Gerade am Osterfest. Die Fastenzeit ist vorbei.
Alle christlichen Länder kennen besondere Spezialitäten, die für diesen Tag gebacken werden.
Hier in Italien ist es die süße Colomba, im Norden ist es der Hefezopf, im Osten das Osterbrot mit eingebackenen rotgefärbten Eiern. Man könnte eine ganze Predigt damit füllen, verschiedenes Ostergebäck aufzuzählen und zu beschreiben: salzig oder süß, schlicht oder verziert, selbstgemacht oder gekauft.
Ich hoffe, Sie hatten heute schon gutes Gebäck auf dem Tisch, denn Ostern ist in der Tat ein Fest des guten Essens.
Wenn Sie sich jetzt langsam fragen, warum diese Predigt bisher um das Gebäck auf dem Ostertisch kreist und nicht um die Auferstehung Jesu, dann ist der Auslöser dafür die uralte Symbolik des biblischen Osterfestes.
Sie erinnern sich vielleicht, dass die Evangelien an mehreren Stellen betonen, dass Jesu Passion und Auferstehung auf das „Fest der ungesäuerten Brote“ fielen (etwa Mk 14,1).

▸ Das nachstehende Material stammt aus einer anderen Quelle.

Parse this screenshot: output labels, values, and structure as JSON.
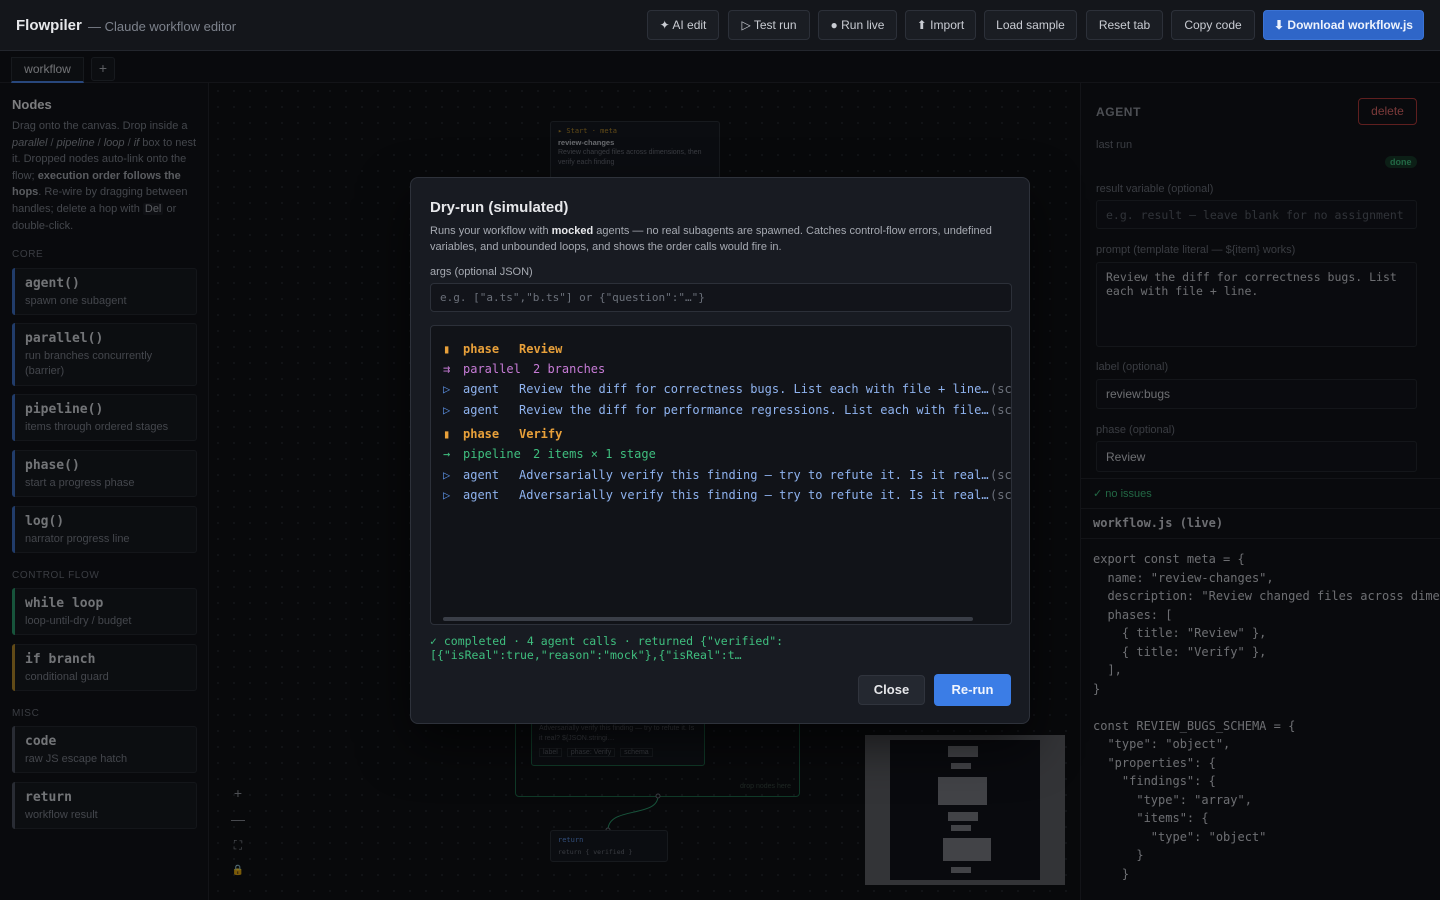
{
  "app": {
    "name": "Flowpiler",
    "subtitle": "— Claude workflow editor"
  },
  "toolbar": {
    "ai_edit": "✦ AI edit",
    "test_run": "▷ Test run",
    "run_live": "● Run live",
    "import": "⬆ Import",
    "load_sample": "Load sample",
    "reset_tab": "Reset tab",
    "copy_code": "Copy code",
    "download": "⬇ Download workflow.js"
  },
  "tabs": {
    "active": "workflow",
    "add": "+"
  },
  "sidebar": {
    "title": "Nodes",
    "sections": {
      "core": "CORE",
      "control_flow": "CONTROL FLOW",
      "misc": "MISC"
    },
    "items": [
      {
        "title": "agent()",
        "sub": "spawn one subagent"
      },
      {
        "title": "parallel()",
        "sub": "run branches concurrently (barrier)"
      },
      {
        "title": "pipeline()",
        "sub": "items through ordered stages"
      },
      {
        "title": "phase()",
        "sub": "start a progress phase"
      },
      {
        "title": "log()",
        "sub": "narrator progress line"
      },
      {
        "title": "while loop",
        "sub": "loop-until-dry / budget"
      },
      {
        "title": "if branch",
        "sub": "conditional guard"
      },
      {
        "title": "code",
        "sub": "raw JS escape hatch"
      },
      {
        "title": "return",
        "sub": "workflow result"
      }
    ]
  },
  "canvas": {
    "start_node": {
      "type": "▸ Start · meta",
      "name": "review-changes",
      "desc": "Review changed files across dimensions, then verify each finding"
    },
    "verify_node": {
      "text": "Adversarially verify this finding — try to refute it. Is it real? ${JSON.stringi…",
      "tags": [
        "label",
        "phase: Verify",
        "schema"
      ]
    },
    "drop_hint": "drop nodes here",
    "return_node": {
      "type": "return",
      "code": "return { verified }"
    },
    "controls": {
      "zoom_in": "+",
      "zoom_out": "—",
      "fit": "⛶",
      "lock": "🔒"
    }
  },
  "inspector": {
    "heading": "AGENT",
    "delete_label": "delete",
    "last_run_label": "last run",
    "last_run_status": "done",
    "result_var_label": "result variable (optional)",
    "result_var_placeholder": "e.g. result — leave blank for no assignment",
    "prompt_label": "prompt (template literal — ${item} works)",
    "prompt_value": "Review the diff for correctness bugs. List each with file + line.",
    "label_label": "label (optional)",
    "label_value": "review:bugs",
    "phase_label": "phase (optional)",
    "phase_value": "Review",
    "status": "✓ no issues",
    "code_title": "workflow.js (live)",
    "code": "export const meta = {\n  name: \"review-changes\",\n  description: \"Review changed files across dime\n  phases: [\n    { title: \"Review\" },\n    { title: \"Verify\" },\n  ],\n}\n\nconst REVIEW_BUGS_SCHEMA = {\n  \"type\": \"object\",\n  \"properties\": {\n    \"findings\": {\n      \"type\": \"array\",\n      \"items\": {\n        \"type\": \"object\"\n      }\n    }"
  },
  "modal": {
    "title": "Dry-run (simulated)",
    "desc_pre": "Runs your workflow with ",
    "desc_bold": "mocked",
    "desc_post": " agents — no real subagents are spawned. Catches control-flow errors, undefined variables, and unbounded loops, and shows the order calls would fire in.",
    "args_label": "args (optional JSON)",
    "args_placeholder": "e.g. [\"a.ts\",\"b.ts\"] or {\"question\":\"…\"}",
    "log": [
      {
        "kind": "phase",
        "icon": "▮",
        "key": "phase",
        "text": "Review",
        "sch": ""
      },
      {
        "kind": "par",
        "icon": "⇉",
        "key": "parallel",
        "text": "2 branches",
        "sch": ""
      },
      {
        "kind": "agent",
        "icon": "▷",
        "key": "agent",
        "text": "Review the diff for correctness bugs. List each with file + line…",
        "sch": "(sch"
      },
      {
        "kind": "agent",
        "icon": "▷",
        "key": "agent",
        "text": "Review the diff for performance regressions. List each with file…",
        "sch": "(sch"
      },
      {
        "kind": "phase",
        "icon": "▮",
        "key": "phase",
        "text": "Verify",
        "sch": ""
      },
      {
        "kind": "pipe",
        "icon": "→",
        "key": "pipeline",
        "text": "2 items × 1 stage",
        "sch": ""
      },
      {
        "kind": "agent",
        "icon": "▷",
        "key": "agent",
        "text": "Adversarially verify this finding — try to refute it. Is it real…",
        "sch": "(sch"
      },
      {
        "kind": "agent",
        "icon": "▷",
        "key": "agent",
        "text": "Adversarially verify this finding — try to refute it. Is it real…",
        "sch": "(sch"
      }
    ],
    "result": "✓ completed · 4 agent calls · returned {\"verified\": [{\"isReal\":true,\"reason\":\"mock\"},{\"isReal\":t…",
    "close_label": "Close",
    "rerun_label": "Re-run"
  }
}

Das damit zusammenhängende Passa-Fest hat durchaus mit besonderem Gebäck zu tun, nämlich mit ungesäuertem Brot. Die alte, inzwischen leider abgeschaffte Epistellesung des Ostersonntags aus dem 1. Korintherbrief lässt diese Symbolik noch erkennen:
„Wisst ihr nicht, dass ein wenig Sauerteig den ganzen Teig durchsäuert? Darum schafft den alten Sauerteig weg, damit ihr ein neuer Teig seid. Denn auch wir haben ein Passalamm, das ist Christus, der geopfert ist (1Kor 5,6f.)“.
Ich habe mich schon oft gefragt, warum dieser Bibeltext aus den österlichen Lesungen verschwunden ist. Vielleicht liegt es daran, dass in Zeiten schwindender Sühne-Theologie ein geopfertes Passa-Lamm nicht mehr als angemessenes Bild für den auferstandenen Jesus gilt.
Vielleicht ist es für die zu Ostern versammelte Gemeinde auch keine besonders einladende Aufforderung, ein „neuer Teig“ zu werden.
Vielleicht liegt es aber auch daran, dass wir heute die jüdischen Festgebräuche nicht mehr vor Augen haben und vermutlich auch nicht mehr alle regelmäßig selbst Brot backen.
Wer aber dennoch (auch Kuchen) auf die altmodische Weise backt, kennt den Umgang mit Hefe, mit dem Vorteig, den man mit warmer Milch behutsam in einer Mulde des Mehls anrührt und nachher mit dem ganzen Mehl verknetet. Für die Bibel sind die damals für jeden Haushalt vertrauten Backtriebmittel Hefe oder Sauerteig jedenfalls oft Bilder für geistliche Dinge:
„Das Himmelreich gleicht einem Sauerteig, den eine Frau nahm und unter einen halben Zentner Mehl mengte, bis es ganz durchsäuert war.“, sagt Jesus einmal (Mt 13,33) und führt uns damit vor Augen, dass ein wenig „Vorteig“ genügt, um eine große Teigmenge zu durchwirken. Und das ist ja bis heute beeindruckend: Ein bisschen Hefe sorgt dafür, dass der ganze Teig „aufgeht“, sein Volumen oft verdoppelt und nach dem Backen für luftiges, leichtes Gebäck sorgt.
Und genau diese Einsicht ist notwendig, um die Argumentation zu verstehen, die Paulus für die Auferstehung in unserem Wort für heute verwendet:
Christus ist auferweckt von den Toten als Erstling unter denen, die entschlafen sind.
Und weil Christus auferstanden ist, werden auch alle auferstehen, die an ihn glauben.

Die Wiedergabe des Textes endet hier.